Altcoins are any cryptocurrency apart from Bitcoin, but some also regard Ethereum as a non-altcoin because it is from these two cryptocurrencies that forking happens. If this is true, then Litecoin is the first altcoin, forked from the Bitcoin protocol and, therefore, an “improved” version of it.
What are stablecoins?
Stablecoins are cryptocurrencies designed to have a stable price, with their value backed by a reserve of the asset it represents. To achieve this, the value of any one stablecoin is pegged to a commodity or financial instrument, such as the US Dollar (USD), with its supply regulated by an algorithm or demand. The main goal of stablecoins is to provide an on/off-ramp for investors willing to trade and invest in cryptocurrencies. Stablecoins also allow investors to store value since cryptocurrencies, in general, are subject to volatility.

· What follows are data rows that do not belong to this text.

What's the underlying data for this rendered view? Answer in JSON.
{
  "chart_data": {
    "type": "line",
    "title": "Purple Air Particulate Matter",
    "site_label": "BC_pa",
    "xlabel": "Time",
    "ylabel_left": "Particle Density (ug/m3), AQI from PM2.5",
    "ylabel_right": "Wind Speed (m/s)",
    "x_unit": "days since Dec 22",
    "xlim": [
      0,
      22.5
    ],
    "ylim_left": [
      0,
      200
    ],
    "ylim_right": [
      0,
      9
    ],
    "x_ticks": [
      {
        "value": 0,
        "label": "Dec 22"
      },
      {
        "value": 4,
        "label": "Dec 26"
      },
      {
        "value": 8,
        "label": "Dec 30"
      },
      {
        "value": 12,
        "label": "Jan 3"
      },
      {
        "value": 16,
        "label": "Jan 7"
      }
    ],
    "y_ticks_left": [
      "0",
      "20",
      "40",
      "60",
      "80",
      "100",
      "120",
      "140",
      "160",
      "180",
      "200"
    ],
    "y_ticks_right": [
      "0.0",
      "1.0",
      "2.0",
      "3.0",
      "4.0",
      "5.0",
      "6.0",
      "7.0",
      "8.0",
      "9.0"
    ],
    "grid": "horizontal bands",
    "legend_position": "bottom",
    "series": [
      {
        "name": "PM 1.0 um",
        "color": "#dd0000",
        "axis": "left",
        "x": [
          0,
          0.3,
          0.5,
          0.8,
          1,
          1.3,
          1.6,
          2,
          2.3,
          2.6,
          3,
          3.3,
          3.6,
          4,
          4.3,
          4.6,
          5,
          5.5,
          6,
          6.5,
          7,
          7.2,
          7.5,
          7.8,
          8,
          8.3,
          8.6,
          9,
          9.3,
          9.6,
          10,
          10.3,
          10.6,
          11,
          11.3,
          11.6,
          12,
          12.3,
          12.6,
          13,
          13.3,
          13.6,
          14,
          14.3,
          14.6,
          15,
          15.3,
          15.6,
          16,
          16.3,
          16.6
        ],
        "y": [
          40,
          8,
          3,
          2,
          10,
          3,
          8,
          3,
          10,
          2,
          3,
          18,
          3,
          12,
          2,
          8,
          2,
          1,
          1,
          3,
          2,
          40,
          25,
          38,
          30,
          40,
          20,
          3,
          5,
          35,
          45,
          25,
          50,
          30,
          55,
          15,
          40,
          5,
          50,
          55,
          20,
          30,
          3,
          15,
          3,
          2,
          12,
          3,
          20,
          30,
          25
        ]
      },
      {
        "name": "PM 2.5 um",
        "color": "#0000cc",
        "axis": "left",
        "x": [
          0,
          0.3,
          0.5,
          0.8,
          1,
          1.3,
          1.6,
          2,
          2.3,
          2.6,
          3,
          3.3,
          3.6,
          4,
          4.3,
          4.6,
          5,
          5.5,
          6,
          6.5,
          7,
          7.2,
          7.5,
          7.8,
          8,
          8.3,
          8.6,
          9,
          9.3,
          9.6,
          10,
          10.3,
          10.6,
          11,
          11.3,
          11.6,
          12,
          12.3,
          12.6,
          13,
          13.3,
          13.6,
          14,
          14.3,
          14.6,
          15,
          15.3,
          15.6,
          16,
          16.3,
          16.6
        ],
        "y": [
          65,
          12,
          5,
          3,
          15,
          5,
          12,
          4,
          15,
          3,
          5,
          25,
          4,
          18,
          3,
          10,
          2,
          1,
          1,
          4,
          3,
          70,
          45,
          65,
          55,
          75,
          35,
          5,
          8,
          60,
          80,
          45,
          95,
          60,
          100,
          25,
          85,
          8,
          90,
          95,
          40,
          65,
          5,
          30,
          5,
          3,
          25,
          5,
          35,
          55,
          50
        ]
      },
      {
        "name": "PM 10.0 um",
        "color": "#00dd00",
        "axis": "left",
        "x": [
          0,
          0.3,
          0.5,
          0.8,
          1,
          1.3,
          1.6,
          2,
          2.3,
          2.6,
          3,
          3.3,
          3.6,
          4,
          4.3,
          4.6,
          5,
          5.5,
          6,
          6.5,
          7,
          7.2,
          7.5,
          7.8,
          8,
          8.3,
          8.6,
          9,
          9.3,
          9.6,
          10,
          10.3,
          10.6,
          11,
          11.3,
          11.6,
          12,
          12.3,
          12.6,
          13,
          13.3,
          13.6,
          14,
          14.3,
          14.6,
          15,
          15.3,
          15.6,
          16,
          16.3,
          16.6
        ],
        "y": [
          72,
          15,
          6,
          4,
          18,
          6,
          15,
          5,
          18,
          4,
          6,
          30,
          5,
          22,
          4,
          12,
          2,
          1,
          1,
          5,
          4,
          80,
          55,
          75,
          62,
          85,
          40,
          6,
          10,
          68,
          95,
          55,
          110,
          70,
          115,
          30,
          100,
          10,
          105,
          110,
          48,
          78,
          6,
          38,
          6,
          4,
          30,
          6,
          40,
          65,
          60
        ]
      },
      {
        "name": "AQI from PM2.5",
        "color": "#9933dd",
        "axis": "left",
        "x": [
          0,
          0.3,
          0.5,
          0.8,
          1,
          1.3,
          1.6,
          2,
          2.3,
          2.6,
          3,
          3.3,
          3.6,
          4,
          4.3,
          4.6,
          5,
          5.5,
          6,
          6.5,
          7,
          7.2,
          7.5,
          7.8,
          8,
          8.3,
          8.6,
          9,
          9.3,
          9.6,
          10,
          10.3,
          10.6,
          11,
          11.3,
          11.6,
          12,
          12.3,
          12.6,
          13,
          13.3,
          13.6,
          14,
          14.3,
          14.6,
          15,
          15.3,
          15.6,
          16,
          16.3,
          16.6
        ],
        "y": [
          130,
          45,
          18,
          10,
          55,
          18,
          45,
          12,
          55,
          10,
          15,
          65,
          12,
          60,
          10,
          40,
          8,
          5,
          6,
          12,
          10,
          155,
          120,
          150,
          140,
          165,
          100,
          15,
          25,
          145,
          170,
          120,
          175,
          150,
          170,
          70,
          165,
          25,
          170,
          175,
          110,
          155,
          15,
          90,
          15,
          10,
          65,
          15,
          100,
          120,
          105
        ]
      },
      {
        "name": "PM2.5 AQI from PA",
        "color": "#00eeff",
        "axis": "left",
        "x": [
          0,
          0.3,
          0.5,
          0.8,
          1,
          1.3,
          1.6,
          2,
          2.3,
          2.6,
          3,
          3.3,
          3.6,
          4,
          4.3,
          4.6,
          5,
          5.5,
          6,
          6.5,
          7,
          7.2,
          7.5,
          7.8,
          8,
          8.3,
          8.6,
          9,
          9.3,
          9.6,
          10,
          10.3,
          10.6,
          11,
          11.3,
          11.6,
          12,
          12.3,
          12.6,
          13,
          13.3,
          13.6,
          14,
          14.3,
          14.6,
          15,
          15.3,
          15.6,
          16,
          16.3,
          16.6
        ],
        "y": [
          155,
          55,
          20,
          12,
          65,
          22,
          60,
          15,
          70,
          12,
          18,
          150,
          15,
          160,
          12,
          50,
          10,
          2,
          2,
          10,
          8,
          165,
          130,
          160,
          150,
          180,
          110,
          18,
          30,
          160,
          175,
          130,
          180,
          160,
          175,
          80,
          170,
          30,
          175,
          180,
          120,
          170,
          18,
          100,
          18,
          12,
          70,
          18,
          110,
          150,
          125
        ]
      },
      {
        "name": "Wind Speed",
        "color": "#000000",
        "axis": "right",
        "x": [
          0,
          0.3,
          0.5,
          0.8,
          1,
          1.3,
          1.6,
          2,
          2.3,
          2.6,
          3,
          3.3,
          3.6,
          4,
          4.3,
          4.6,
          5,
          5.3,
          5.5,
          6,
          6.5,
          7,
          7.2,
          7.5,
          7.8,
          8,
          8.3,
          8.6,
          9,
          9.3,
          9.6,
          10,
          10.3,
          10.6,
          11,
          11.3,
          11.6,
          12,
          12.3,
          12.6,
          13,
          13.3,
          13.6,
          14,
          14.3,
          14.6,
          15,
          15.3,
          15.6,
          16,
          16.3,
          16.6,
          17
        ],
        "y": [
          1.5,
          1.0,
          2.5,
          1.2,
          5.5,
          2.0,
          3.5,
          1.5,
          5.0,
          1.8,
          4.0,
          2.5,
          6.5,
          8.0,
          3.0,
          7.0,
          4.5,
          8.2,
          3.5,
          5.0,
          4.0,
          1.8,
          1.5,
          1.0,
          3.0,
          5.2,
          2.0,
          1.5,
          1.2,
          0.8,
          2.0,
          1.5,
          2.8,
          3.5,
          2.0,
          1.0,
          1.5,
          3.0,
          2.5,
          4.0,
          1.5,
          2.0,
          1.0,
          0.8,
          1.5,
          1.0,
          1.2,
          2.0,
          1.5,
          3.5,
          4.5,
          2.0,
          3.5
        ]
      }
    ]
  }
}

What is Bitcoin Dominance?
Bitcoin dominance is the ratio of Bitcoin's market capitalization to the total market capitalization of all cryptocurrencies combined. It provides a clear picture of Bitcoin’s interest among investors. A high BTC dominance typically happens before and during a bull run, in which investors resort to investing in relatively stable and high market capitalization cryptocurrency like Bitcoin. A drop in BTC dominance usually means that investors are moving their capital and/or profits to altcoins in a quest for higher returns, which usually triggers an explosion of altcoin rallies.